Im bardziej zaawansowany i zintegrowany system, tym wyższy poziom BMS oraz związana z tym mniejsza ingerencja człowieka w późniejszy nadzór. Nie oznacza to jednak, że pełna automatyzacja zawsze jest najlepszym rozwiązaniem.  W Alchemii charakterystyczne jest odejście od podstawowych zasad integracji wszystkich systemów. Celem nadrzędnym jest bowiem zbieranie jak największej ilości informacji o życiu budynku i optymalizacja jego funkcjonowania na wielu płaszczyznach. W przypadku BMS-ów nie ma idealnych gotowców, trzeba poszukiwać sposobów na osiągnięcie zakładanych celów i właśnie to jest największym wyzwaniem deweloperów i projektantów. W przypadku Alchemii chcemy 90 procent prac inżynierskich wykonać sami. Szukamy takich urządzeń, które mają dobrze dopracowane algorytmy, technologii o których mamy dużą wiedzę i którą na potrzeby Alchemii będziemy mogli wykorzystać. W niektórych obszarach użyjemy urządzeń w większym stopniu konfigurowalnych, by w jak największym stopniu odpowiadały naszym potrzebom  dodaje Roman Sokołowski.Aby móc tak działać potrzebna jest bardzo duża świadomość i doświadczenie. Projektując system zarządzania obiektem przyjmuje się pewne założenia, które weryfikuje się już podczas właściwego użytkowania obiektu. Poziom BMS należy więc oceniać przez pryzmat późniejszych efektów i konkretnych liczb, których punktem odniesienia są często systemy certyfikacji proekologicznych obiektów. Przykładowo LEED, w którym certyfikowana jest Alchemia uczy sposobu myślenia w kontekście tworzenia wizji, prowadzenia badań dotyczących życia obiektu i odnoszenia się do jego pierwotnych, modelowych założeń. Według normy ASHRAE 90.1-2007 poziom oszczędności energii elektrycznej w Alchemii ma wynieść do 26 % w przypadku energii elektrycznej oraz do 50 % w przypadku wody (w porównaniu do analogicznego budynku, w którym nie wykorzystuje się energooszczędnych rozwiązań). Taki certyfikowany obiekt podlega ciągłej kontroli, i analizie potencjalnych błędów. Trzeba go ciągle udoskonalać, czemu ma służyć właśnie zaawansowany BMS.

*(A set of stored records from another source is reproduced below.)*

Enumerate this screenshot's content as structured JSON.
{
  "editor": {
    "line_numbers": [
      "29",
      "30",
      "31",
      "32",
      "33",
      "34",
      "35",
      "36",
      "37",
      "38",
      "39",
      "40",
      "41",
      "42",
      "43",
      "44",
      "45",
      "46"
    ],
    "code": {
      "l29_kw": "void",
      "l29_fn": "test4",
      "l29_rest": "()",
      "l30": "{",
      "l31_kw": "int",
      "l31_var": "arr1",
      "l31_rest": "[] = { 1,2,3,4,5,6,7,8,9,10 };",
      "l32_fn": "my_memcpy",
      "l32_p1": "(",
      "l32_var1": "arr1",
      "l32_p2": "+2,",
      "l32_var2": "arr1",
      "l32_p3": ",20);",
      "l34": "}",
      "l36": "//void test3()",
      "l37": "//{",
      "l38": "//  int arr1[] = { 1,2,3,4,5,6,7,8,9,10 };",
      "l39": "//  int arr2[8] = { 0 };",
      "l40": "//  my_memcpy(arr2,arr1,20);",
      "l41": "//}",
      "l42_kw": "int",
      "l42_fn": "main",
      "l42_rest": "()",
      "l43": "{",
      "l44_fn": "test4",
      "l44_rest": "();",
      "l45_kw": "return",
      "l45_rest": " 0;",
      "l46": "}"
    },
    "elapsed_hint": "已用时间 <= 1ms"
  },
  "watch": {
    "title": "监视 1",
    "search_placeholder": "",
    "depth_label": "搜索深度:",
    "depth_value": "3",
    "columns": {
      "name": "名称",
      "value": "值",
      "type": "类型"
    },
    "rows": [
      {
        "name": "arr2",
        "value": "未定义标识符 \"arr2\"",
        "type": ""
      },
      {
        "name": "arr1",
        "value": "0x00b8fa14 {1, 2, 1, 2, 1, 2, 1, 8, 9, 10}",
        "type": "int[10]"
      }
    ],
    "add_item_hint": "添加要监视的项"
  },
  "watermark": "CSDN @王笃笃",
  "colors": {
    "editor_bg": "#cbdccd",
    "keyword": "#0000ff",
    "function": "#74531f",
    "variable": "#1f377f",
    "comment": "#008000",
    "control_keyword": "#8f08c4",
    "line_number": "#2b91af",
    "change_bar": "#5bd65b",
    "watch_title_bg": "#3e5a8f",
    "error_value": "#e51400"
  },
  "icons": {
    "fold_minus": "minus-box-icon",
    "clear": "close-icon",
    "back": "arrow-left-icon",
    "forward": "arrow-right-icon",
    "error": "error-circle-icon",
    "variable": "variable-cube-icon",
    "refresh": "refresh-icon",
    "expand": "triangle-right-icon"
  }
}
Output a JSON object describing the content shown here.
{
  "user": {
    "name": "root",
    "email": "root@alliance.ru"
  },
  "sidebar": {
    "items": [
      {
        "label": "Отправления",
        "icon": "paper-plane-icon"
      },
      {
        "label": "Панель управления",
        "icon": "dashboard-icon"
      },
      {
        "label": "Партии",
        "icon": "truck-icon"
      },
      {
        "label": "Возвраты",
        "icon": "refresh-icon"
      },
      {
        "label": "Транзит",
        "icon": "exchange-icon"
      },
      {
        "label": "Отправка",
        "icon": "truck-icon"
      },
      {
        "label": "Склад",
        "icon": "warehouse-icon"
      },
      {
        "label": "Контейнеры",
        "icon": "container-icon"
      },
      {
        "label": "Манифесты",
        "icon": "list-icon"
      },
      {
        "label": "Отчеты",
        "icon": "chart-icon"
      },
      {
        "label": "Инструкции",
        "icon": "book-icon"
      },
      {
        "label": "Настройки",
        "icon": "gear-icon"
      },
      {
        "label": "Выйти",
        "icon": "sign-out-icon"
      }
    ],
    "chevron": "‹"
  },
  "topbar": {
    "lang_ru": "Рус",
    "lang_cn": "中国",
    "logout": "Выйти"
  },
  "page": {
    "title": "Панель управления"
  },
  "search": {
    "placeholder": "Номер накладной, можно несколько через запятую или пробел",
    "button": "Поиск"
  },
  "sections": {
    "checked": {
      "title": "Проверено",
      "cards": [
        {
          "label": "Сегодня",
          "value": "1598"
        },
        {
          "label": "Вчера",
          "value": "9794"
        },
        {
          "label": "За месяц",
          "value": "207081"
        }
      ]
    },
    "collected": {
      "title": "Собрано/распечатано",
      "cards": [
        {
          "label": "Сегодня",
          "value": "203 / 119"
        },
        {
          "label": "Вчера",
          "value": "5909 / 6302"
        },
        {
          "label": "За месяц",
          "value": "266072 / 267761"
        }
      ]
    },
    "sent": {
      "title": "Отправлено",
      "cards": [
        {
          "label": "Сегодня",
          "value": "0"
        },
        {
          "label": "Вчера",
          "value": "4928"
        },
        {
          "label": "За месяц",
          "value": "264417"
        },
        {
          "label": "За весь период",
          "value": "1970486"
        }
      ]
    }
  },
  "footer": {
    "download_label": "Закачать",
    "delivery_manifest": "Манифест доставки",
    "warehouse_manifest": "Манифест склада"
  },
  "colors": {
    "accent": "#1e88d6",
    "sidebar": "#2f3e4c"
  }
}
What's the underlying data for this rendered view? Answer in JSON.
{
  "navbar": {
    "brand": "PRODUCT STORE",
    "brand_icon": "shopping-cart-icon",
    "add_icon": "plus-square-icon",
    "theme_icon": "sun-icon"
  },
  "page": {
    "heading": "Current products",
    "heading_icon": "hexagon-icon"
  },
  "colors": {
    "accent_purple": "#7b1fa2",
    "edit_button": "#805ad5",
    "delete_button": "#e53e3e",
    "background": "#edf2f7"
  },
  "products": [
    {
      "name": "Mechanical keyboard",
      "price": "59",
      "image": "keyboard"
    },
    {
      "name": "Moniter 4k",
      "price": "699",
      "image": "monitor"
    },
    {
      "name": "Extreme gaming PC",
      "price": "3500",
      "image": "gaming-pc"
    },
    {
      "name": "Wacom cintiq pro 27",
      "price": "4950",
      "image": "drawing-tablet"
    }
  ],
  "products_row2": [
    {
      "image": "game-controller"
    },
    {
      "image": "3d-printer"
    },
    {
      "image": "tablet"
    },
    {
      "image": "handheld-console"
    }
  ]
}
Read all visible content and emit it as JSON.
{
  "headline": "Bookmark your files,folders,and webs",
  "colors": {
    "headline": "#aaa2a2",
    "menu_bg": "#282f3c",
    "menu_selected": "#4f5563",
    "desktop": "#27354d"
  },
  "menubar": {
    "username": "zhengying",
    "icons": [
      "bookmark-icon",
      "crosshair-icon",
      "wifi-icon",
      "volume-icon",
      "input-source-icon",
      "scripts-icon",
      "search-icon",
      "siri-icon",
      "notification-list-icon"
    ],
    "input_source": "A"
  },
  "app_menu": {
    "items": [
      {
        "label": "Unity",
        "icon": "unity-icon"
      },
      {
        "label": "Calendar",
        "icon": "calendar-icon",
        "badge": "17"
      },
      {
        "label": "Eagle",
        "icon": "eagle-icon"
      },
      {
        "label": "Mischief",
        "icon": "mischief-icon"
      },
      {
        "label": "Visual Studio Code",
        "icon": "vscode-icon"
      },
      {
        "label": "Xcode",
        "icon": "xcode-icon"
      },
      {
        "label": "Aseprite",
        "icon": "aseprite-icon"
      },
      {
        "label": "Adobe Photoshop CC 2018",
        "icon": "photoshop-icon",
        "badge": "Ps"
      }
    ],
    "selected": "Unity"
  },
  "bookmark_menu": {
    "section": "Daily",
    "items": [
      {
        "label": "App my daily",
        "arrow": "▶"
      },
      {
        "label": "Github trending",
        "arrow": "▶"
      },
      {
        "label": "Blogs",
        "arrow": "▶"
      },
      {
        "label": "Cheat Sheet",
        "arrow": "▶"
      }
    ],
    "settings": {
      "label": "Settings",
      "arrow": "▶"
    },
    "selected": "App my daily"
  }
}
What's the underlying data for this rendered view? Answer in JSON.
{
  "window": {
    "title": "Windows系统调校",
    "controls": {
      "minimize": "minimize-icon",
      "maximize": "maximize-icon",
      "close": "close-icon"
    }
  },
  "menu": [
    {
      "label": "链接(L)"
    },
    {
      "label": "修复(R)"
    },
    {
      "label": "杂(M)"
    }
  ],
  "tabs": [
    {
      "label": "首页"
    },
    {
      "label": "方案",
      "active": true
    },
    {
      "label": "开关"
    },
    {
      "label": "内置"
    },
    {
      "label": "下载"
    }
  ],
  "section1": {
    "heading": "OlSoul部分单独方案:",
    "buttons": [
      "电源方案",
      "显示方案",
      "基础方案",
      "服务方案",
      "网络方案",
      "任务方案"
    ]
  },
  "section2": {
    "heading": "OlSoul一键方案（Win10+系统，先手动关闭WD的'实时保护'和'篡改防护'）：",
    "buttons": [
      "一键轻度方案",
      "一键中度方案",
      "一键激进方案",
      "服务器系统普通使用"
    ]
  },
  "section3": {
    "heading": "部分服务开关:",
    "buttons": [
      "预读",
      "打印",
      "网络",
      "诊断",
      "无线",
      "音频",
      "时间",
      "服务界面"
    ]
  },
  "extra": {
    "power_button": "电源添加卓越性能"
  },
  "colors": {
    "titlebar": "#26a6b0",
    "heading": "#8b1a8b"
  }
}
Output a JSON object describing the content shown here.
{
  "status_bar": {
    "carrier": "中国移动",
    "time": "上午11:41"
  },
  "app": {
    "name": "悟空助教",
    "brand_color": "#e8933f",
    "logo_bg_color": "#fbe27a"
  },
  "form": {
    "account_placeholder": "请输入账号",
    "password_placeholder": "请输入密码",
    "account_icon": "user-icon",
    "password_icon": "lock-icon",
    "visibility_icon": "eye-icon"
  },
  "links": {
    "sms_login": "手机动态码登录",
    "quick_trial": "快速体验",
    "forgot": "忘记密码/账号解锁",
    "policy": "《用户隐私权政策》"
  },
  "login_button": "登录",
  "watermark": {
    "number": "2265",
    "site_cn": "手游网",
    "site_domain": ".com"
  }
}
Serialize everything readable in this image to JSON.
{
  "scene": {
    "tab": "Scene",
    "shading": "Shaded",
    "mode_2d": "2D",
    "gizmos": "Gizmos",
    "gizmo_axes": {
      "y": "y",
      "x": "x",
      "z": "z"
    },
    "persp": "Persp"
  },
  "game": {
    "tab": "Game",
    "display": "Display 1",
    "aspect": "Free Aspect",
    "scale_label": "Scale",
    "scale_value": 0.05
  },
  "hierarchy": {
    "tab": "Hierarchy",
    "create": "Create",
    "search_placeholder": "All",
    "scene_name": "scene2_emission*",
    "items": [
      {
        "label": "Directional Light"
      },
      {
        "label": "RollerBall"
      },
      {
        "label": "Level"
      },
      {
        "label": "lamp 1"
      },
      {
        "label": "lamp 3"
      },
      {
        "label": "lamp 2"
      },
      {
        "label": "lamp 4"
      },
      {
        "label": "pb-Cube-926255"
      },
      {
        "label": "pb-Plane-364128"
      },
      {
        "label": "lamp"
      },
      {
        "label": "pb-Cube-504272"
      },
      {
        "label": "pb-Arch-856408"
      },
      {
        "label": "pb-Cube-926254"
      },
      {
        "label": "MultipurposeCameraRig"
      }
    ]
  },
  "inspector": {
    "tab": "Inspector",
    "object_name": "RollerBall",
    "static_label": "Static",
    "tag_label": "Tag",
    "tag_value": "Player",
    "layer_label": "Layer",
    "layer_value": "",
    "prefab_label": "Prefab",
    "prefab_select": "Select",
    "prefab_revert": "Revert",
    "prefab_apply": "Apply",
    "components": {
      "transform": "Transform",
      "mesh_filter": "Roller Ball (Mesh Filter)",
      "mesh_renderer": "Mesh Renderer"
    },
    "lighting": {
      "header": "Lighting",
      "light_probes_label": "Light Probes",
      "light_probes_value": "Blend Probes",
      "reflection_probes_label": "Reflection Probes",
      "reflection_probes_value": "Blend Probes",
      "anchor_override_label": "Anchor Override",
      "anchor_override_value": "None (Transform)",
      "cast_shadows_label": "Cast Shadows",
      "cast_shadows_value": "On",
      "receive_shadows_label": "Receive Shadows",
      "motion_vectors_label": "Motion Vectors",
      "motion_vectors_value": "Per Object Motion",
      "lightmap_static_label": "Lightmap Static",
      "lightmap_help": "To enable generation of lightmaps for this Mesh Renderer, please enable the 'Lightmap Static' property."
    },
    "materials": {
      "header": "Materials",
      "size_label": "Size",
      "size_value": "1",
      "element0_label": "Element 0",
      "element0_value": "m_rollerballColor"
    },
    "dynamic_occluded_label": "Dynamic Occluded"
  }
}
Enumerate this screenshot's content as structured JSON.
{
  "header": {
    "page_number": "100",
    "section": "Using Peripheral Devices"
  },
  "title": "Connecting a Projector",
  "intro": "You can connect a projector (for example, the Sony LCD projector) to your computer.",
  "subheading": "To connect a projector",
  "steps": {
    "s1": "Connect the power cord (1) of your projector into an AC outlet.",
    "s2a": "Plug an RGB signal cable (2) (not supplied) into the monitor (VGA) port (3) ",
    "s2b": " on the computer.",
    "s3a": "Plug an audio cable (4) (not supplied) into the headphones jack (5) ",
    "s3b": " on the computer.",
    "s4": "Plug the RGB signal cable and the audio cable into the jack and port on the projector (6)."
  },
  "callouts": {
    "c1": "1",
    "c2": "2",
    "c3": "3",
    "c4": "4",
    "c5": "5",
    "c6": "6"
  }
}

Najemca oszczędza i tworzy własny klimat

Koszty zużycia energii stanowią największą część całkowitych kosztów utrzymania, czyli eksploatacji obiektu. Aby móc je efektywnie redukować należy przede wszystkim zidentyfikować głównych odbiorców, czyli opomiarować różne strumienie przepływu energii w budynku tj. woda, ciepło czy elektryczność. Pozwala to na późniejszą redukcję strat i optymalizację zużycia. Jak to się dzieję? BMS, który dostarcza dużą ilość danych pozwala analizować wzorce zużycia w określonym przedziale czasu i porównywać je z wartościami odniesienia. Szczegółowa analiza tych wyników pozwala podjąć stosowne działania zmniejszające koszty zużycia energii. Obecne technologie pozwalają osiągnąć bardzo wysoki poziom, a jednocześnie łatwość zarządzania obiektem. Osobne do tej pory systemy mogą zostać zintegrowane w jeden współdziałający układ regulacji, umożliwiający wykorzystanie pełnego potencjału zainstalowanych w budynku urządzeń. Klient może rozbudowywać inteligencję swojego biura podpinając się pod zaawansowane rozwiązania, np. ściąganie wewnętrznych raportów z jego powierzchni. - Szukamy sposobu komunikowania się z liczną ilością urządzeń, które często mówią w innym języku. Trzeba więc znaleźć wspólną płaszczyznę, stąd poszukiwanie integracji. Alchemia będzie umożliwiała pojedynczemu użytkownikowi współpracę z systemem całego obiektu stwierdza Roman Sokołowski. Dla najemcy BMS to z jednej strony współpraca, z drugiej natomiast możliwość tworzenia własnych warunków (mikrostrefy, mikroklimatu) w danym okresie, co w Polsce jest rzadkością. Indywidualizacja potrzeb nie zawsze idzie bowiem z duchem tworzenia open space-ów (tworzą one liczne zakłócenia, jak przenikanie się powietrza i oświetlenia), w których trzeba poszukiwać  kompromisów. Umożliwienie tworzenia własnej przestrzeni musi się jednak odbywać w określonych ramach, ponieważ ustawienie parametrów przez użytkownika najczęściej powoduje zwiększenie zużycia energii, dlatego tak ważna będzie edukacja pracowników w zakresie korzystania z tych systemów.